I’ve been a general manager for most of my nearly thirty-year career. Among many other roles, I’ve been a military officer, a manufacturing CEO, and a senior administrator at a university. Despite the seemingly dissimilar nature of these fields of work, I’ve learned that the challenges of a general manager and leader rarely vary. There are truths that transcend industry sector.
The list below includes some lessons I’ve learned on my own, but also draws on the comments and experiences of others playing on much bigger stages. If you'd like to share your own insights, please leave a comment below!
- Err toward action: The famous British admiral Lord Nelson has been quoted frequently as having said, “…no captain can do very wrong if he places his ship alongside that of the enemy.” What rarely gets mentioned is the first part of that quotation. The entire sentence reads, “But in case signals can neither be seen or perfectly understood, no captain can do very wrong if he places his ship alongside that of the enemy.”
In business, the same is true.
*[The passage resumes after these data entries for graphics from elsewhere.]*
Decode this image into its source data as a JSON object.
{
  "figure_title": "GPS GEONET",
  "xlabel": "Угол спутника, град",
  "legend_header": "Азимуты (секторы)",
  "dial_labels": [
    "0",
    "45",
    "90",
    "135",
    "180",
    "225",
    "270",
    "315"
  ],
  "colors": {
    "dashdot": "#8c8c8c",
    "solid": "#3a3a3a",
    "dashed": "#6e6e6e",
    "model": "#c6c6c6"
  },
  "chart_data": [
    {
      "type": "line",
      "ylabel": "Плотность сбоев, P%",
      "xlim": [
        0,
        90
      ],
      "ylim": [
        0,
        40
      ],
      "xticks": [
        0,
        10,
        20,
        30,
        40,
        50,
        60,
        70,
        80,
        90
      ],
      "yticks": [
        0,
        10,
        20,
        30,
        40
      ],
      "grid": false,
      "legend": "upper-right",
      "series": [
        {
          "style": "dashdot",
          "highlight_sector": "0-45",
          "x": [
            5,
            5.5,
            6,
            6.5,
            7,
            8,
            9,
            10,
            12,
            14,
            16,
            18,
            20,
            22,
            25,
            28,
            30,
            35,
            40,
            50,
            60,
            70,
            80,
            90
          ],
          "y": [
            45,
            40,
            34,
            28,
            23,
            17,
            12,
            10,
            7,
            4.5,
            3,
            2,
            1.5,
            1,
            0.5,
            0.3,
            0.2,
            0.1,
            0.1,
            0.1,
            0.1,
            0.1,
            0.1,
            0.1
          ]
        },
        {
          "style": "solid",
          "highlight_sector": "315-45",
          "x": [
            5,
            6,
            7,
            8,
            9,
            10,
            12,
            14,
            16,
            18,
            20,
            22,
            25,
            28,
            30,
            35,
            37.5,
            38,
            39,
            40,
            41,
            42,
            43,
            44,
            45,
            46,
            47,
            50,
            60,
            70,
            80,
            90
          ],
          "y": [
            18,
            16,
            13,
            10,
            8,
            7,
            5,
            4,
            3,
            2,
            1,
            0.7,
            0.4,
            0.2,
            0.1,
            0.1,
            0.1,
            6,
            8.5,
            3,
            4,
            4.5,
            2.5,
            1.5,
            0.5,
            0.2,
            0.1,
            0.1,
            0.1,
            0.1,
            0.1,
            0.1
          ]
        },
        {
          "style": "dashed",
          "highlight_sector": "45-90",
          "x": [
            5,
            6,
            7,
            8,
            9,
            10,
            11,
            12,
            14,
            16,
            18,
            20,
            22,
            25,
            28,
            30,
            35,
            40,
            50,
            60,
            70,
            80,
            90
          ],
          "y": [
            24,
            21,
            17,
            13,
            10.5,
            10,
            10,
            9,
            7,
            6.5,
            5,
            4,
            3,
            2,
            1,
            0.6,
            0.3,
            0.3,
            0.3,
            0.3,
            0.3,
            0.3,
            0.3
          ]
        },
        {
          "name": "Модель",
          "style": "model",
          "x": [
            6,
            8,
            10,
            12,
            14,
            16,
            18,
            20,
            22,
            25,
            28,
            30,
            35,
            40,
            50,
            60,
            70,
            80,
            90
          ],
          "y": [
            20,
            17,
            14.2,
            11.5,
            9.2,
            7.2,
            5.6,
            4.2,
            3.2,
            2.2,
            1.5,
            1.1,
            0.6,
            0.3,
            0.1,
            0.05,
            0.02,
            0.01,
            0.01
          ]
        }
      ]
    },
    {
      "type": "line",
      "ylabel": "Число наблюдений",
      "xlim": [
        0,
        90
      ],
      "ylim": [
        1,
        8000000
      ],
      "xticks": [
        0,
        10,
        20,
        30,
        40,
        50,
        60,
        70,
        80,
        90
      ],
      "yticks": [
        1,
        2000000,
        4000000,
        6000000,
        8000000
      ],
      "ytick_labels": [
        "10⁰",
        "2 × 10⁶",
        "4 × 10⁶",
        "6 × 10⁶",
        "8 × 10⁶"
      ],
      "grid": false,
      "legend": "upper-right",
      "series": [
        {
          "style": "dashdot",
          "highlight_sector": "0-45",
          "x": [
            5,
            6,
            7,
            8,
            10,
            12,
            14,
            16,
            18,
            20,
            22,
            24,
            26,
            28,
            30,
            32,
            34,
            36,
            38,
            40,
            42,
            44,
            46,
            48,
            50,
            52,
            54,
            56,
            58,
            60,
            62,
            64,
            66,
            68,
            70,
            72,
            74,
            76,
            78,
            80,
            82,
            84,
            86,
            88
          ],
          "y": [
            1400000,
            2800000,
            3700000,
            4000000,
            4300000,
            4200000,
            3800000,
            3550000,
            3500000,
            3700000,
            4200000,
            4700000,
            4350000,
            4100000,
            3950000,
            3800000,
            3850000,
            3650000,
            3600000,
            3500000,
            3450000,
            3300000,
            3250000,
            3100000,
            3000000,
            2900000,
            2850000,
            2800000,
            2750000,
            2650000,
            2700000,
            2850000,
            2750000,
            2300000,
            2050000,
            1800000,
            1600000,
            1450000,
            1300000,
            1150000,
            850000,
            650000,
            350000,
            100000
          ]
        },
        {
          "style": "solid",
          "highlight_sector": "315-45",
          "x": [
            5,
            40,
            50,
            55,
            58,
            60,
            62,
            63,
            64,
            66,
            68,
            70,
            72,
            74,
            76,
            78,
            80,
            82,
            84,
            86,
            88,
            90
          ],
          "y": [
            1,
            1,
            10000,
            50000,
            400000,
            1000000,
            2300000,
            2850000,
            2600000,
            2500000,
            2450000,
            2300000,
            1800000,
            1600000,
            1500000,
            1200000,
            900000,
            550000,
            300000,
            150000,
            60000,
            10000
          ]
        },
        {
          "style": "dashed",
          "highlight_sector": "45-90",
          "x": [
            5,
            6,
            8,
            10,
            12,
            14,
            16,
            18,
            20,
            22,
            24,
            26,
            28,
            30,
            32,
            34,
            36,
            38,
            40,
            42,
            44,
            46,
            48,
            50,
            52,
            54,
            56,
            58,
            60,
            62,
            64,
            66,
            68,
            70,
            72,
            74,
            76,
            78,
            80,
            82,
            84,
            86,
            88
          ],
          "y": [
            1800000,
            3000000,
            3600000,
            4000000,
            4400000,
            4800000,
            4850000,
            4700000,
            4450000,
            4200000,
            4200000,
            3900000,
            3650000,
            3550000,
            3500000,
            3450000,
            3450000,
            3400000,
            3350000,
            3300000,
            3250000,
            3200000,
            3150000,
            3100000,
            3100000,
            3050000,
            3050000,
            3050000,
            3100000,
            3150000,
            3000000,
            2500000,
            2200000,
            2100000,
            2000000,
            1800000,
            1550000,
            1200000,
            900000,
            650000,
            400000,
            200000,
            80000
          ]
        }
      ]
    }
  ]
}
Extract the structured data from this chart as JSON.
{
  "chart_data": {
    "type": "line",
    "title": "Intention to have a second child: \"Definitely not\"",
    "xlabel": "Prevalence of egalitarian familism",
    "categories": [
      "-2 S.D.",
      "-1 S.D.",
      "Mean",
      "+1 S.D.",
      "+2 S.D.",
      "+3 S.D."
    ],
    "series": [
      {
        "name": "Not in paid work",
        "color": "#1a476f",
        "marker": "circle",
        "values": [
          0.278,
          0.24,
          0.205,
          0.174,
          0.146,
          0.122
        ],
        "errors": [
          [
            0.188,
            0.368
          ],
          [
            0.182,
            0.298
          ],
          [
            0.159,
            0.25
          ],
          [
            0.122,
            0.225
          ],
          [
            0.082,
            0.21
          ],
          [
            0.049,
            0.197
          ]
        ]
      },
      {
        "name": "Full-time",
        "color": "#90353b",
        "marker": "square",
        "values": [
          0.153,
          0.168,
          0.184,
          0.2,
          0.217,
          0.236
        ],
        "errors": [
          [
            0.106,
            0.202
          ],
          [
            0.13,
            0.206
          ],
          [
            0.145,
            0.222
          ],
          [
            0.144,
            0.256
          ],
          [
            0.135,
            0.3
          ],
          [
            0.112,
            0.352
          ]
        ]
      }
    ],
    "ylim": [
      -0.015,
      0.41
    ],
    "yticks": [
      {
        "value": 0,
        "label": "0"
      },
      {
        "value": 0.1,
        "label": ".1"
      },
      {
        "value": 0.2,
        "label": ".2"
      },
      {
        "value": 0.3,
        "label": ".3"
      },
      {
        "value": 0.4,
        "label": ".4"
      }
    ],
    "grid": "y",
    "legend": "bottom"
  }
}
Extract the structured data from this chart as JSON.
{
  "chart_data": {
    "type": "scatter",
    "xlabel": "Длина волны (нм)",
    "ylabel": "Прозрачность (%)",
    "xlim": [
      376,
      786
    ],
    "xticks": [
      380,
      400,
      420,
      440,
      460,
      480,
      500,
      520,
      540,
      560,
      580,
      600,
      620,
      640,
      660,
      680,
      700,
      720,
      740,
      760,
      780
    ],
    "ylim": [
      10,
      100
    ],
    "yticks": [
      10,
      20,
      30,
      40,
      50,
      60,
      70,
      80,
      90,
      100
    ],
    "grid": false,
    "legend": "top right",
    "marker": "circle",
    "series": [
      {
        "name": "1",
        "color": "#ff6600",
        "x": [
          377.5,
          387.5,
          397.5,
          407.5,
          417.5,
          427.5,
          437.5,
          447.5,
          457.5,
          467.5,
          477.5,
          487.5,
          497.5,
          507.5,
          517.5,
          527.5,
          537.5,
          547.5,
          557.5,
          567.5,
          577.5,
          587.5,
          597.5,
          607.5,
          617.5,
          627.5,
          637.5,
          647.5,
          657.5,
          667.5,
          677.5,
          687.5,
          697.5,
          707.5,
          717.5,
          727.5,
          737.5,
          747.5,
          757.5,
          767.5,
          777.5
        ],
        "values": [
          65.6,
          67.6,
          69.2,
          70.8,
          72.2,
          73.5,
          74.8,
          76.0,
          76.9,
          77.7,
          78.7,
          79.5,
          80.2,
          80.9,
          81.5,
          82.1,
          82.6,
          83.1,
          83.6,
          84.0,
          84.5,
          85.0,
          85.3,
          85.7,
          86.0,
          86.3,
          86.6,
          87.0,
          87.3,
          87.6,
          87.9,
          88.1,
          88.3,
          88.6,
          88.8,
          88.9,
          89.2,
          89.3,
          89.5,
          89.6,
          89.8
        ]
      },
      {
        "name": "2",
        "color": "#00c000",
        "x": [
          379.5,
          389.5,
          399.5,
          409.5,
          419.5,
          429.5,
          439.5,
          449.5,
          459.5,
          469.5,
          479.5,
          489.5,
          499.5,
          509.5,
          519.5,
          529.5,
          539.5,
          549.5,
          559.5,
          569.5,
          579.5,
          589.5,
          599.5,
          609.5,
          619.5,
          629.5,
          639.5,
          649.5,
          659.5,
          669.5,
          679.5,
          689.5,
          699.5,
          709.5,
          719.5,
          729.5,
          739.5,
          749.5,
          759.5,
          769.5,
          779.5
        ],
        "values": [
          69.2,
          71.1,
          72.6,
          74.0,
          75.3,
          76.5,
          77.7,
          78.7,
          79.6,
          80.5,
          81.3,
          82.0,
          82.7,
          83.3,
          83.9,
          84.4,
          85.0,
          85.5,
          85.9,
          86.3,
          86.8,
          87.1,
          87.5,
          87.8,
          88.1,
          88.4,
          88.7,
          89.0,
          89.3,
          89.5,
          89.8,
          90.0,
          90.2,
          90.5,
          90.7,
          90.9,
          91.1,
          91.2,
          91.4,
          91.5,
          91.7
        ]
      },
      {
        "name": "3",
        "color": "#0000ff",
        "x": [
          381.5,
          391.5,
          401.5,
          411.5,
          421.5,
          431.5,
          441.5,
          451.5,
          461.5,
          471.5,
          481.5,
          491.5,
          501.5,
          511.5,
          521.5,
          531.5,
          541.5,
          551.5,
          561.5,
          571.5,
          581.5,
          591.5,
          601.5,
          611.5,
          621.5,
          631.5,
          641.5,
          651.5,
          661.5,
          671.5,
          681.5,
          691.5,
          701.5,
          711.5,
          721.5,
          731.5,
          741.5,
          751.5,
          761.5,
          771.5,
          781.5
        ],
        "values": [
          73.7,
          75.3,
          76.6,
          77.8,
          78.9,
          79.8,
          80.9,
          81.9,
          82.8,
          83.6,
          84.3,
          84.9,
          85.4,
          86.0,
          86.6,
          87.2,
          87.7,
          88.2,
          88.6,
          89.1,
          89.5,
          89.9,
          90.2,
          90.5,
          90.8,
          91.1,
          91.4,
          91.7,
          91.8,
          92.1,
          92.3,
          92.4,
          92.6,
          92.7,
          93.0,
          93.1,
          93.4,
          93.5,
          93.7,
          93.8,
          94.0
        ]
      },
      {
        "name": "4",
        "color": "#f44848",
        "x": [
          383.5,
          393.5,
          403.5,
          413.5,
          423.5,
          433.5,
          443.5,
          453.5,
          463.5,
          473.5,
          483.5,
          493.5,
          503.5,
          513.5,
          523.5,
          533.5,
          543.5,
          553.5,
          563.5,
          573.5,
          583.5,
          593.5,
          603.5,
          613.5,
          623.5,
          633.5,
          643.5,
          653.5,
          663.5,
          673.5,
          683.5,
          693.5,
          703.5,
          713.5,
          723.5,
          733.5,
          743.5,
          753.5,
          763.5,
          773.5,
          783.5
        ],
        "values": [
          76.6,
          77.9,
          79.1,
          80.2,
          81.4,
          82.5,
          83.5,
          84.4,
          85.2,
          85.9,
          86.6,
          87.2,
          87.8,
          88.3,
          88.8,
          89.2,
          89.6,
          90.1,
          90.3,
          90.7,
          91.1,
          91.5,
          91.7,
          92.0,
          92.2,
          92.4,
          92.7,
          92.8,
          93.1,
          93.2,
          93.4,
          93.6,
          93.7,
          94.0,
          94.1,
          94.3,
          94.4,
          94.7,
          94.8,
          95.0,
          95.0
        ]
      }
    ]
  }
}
Doing nothing, especially because of “analysis paralysis,” can be more deadly than making your best guess and taking action. So, when in doubt, take action! - Always say thank you: My mother is a stickler for thank you notes. She drilled into my sisters and I the importance of sending such notes for every kindness extended our way when we were growing up. While her motivation stemmed from an adherence to a code of personal conduct, the principle is important in other contexts as well.
Winston Churchill said during the Battle of Britain, “Never in the field of human conflict was so much owed to so many by so few.” He was referring to the RAF pilots protecting Britain during an onslaught of German air attacks early in World War II. Such vocal support of outstanding performance by a leader is an important part of success. CEOs and others who do it engender the support of those they lead. - Don't be afraid to say no: Strategy should always have a focus. Without focus, you are stuck with a list of disjointed “to dos.” Warren Buffet reinforced this thinking when he said, “The difference between successful people and really successful people is that the really successfully people say ‘no’ to almost everything.” It’s saying “no” to the things on a haphazard to-do list that starts to shape a strategy. The graveyard of corporate failures is littered with companies that tried to be all things to all people.
- It’s okay to be lucky, it’s okay to be smart; it’s not okay to be lucky and think you’re smart: A professor from business school said this once and it’s stuck with me for a long time.I would argue that those who know the difference between luck and smarts do better in life.
- Remember how important it is to have the right people in the right place: Jim Collins, author of Good to Great, wrote that the first job of a leader is to “get the right people on the bus (and the wrong people off the bus) before you figure out where to drive it.”
Note how precise he is with the order of events. Strategy and tactical initiatives (i.e., where you are driving) are relatively impotent unless you have a team of people in roles that maximize their skills and ensure alignment throughout the organization. - “What’s the worst that can happen?” are five
powerful words: It’s in our nature to try and find out as much as possible before making a decision. And generally speaking, knowing more is better than knowing less. But eventually you get to a point where you have to ask yourself, “What’s the worst that can happen?”
Often we paint disasters in our head without really stepping back and thinking through the likely and unlikely outcomes. Sometimes it's worth it to pull the trigger, gather data based on what happens, and then adjust accordingly. - The creativity of humans is greater than the capacity of businesses to predict the future: Charles Duell, the one-time Commissioner of the U.S. Patent Office in 1899 infamously said “everything that can be invented has been invented.” In the first ten years after his pronouncement, the nickel-zinc battery, carbide lamp, thumbtack, safety razor, hearing aid, windowed envelope, postage meter, collapsible periscope, airplane, windshield wiper, and paper towel were all invented.
It’s hard to know what somebody working in a garage somewhere in the world might come up with next. And this explains why many leaders and companies lose their strategic way: they don’t keep top of mind all of the brains out there working to make the better mouse trap. It’s important to ask yourself often, “What am I missing? What opportunities does somebody else see that I don’t?” Companies that do this well are not completely protected from competitive threat, but they have a decided edge. - Culture matters…a LOT: The recent incident on a United Airlines flight shows that culture matters immensely in an organization and, I’d argue, is more important the larger a company is. You cannot legislate empathy through an employee handbook. It has to be in the DNA of an organization. If it’s not, bad things happen.